Most scholars researching historical living standards have used men’s urban wages as a proxy for household income because they are globally available for the past 500 years and thus allow for regional and temporal comparisons. However, focusing on urban male breadwinners for research on household living standards is misleading for at least three reasons. First, access to subsistence resources, notably land, has historically been the most important determinant of living standards. Second, women and children in most world regions worked for wages, among others in the rapidly expanding textile industries of the nineteenth and twentieth centuries. Third, households rarely relied on wages alone. Households’ income composition depended on local labour market structures, access to land, social norms, life-cycle changes, and wage rates.
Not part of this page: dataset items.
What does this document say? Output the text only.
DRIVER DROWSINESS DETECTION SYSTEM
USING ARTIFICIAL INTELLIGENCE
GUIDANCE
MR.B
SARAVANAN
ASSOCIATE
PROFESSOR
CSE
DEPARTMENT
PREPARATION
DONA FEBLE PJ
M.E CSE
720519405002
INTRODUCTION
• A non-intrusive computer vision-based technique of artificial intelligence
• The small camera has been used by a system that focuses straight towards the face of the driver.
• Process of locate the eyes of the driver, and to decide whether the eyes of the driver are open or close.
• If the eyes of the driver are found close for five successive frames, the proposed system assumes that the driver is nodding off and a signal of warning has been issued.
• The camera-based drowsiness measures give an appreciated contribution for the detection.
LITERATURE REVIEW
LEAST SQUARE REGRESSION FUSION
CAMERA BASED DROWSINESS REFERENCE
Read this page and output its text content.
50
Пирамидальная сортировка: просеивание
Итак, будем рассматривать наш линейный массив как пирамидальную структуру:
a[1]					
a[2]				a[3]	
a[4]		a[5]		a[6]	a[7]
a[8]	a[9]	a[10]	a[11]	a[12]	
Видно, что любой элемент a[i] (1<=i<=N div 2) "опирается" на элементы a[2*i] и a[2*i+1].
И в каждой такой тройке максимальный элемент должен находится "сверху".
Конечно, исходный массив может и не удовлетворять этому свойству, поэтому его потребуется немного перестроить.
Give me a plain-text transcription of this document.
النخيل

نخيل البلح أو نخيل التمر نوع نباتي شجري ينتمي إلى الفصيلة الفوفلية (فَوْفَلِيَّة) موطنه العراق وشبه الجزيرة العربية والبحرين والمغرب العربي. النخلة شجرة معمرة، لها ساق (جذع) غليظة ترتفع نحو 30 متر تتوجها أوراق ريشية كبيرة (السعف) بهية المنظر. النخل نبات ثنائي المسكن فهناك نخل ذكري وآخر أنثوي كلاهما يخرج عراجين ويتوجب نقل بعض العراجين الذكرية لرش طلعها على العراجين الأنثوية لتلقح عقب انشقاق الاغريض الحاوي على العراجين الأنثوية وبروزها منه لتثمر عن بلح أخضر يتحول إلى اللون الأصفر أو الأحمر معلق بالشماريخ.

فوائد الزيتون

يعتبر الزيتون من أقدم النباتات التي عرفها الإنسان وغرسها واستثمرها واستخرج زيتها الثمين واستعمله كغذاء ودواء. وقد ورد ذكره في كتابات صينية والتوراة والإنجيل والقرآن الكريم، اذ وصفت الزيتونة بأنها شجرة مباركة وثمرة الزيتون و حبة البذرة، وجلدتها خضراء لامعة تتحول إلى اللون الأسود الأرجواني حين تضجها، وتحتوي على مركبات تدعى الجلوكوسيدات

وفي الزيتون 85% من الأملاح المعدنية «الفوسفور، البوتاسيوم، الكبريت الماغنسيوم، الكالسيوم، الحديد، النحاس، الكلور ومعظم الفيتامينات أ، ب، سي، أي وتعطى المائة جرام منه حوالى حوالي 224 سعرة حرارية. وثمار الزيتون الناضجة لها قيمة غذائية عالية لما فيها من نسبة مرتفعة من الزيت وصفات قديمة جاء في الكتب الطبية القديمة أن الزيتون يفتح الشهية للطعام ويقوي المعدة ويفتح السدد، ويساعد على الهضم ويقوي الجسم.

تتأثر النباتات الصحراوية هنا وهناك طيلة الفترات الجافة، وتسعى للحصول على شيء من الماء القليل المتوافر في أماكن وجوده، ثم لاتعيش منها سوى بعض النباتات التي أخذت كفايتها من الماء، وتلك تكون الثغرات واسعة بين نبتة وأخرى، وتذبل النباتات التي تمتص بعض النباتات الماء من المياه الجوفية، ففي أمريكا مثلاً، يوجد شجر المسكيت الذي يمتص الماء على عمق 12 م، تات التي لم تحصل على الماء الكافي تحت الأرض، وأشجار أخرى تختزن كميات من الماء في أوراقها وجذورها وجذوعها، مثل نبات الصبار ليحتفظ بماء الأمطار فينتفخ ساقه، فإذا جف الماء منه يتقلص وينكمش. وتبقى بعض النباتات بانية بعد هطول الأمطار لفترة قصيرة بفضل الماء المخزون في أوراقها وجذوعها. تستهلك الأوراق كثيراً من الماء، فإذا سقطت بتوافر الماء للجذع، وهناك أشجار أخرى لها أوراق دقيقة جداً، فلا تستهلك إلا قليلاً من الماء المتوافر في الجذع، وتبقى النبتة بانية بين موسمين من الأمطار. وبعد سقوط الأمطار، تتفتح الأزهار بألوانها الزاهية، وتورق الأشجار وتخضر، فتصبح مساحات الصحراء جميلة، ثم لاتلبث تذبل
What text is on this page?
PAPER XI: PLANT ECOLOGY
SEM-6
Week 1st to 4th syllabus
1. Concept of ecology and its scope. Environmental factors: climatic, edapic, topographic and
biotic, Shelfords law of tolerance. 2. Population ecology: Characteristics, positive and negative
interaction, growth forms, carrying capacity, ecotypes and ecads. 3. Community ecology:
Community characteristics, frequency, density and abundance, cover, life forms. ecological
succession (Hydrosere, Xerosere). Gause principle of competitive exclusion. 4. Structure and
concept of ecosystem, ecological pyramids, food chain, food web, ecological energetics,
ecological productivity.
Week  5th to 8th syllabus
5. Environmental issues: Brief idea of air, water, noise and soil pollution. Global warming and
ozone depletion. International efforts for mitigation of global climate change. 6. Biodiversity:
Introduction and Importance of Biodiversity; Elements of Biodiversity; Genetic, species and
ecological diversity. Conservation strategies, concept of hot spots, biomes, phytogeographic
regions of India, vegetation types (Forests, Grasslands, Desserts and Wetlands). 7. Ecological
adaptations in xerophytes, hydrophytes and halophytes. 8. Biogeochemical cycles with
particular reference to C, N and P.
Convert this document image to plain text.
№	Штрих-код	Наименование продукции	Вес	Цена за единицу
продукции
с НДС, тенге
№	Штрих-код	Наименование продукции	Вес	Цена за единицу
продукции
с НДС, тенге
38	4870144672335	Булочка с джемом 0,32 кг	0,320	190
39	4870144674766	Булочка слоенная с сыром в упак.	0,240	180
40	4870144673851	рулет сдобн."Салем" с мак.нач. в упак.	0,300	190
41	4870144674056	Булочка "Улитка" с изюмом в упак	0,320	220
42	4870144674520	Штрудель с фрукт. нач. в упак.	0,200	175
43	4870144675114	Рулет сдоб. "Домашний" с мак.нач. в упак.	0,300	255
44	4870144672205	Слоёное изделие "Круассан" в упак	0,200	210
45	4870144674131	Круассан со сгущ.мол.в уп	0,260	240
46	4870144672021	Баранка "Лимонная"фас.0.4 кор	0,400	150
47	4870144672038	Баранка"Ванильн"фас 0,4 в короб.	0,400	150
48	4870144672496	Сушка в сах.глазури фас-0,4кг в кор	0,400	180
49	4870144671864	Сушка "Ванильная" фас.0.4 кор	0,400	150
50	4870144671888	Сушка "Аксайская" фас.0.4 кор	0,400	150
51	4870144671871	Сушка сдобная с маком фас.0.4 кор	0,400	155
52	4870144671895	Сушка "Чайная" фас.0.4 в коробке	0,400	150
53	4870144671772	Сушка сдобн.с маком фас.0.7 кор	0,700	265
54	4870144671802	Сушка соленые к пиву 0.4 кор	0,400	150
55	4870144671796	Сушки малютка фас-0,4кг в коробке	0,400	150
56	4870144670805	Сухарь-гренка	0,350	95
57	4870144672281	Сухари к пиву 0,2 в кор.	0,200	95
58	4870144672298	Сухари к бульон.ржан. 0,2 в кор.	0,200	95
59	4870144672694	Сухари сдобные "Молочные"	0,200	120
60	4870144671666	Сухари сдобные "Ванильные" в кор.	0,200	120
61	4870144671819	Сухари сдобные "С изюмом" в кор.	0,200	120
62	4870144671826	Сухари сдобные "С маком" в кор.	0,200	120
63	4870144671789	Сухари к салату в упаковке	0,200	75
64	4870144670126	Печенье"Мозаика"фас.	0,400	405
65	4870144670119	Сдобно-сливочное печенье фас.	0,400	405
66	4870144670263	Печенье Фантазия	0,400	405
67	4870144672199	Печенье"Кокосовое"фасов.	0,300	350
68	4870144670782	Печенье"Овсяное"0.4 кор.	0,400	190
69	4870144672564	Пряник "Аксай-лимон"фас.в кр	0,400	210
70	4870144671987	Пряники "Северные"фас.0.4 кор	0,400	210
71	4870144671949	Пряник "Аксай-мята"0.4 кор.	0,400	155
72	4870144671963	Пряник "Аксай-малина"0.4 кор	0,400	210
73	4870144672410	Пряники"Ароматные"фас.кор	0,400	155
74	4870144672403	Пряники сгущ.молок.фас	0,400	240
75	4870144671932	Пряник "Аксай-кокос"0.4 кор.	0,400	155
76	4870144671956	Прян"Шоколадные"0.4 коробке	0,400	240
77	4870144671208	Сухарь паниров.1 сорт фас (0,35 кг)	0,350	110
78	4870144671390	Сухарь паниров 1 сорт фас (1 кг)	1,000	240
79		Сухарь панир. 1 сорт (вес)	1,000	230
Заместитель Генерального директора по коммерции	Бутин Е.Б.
This conference aims to move beyond the use of men’s real wages and instead use household income to reconstruct historical living standards. We want to bring together scholars from different disciplines working on household income diversification during the past 250 years. In our contemporary world, the estimation of the “informal” part of the economy, is a particular challenge, as looking at formal national accounts and aggregate per capita income may not capture actual standards of living and economic development. We want to explore how our historical and present-day images of economic growth and inequality within and between societies changes when looking at total household income as opposed to formal, fulltime male wages. We encourage contributions from both the Global North and the Global South that approach this topic from a comparative perspective.
We welcome contributions on household income diversification, the combination of textile/craft work and/or other crafts and services with other forms of labour and more generally on gender relations and labour allocation between different generations. This workshop aims to bring all these elements together to generate fruitful discussion between historians, (development) economists, anthropologists, sociologists, and others working on these topics with an interdisciplinary publication as the end result.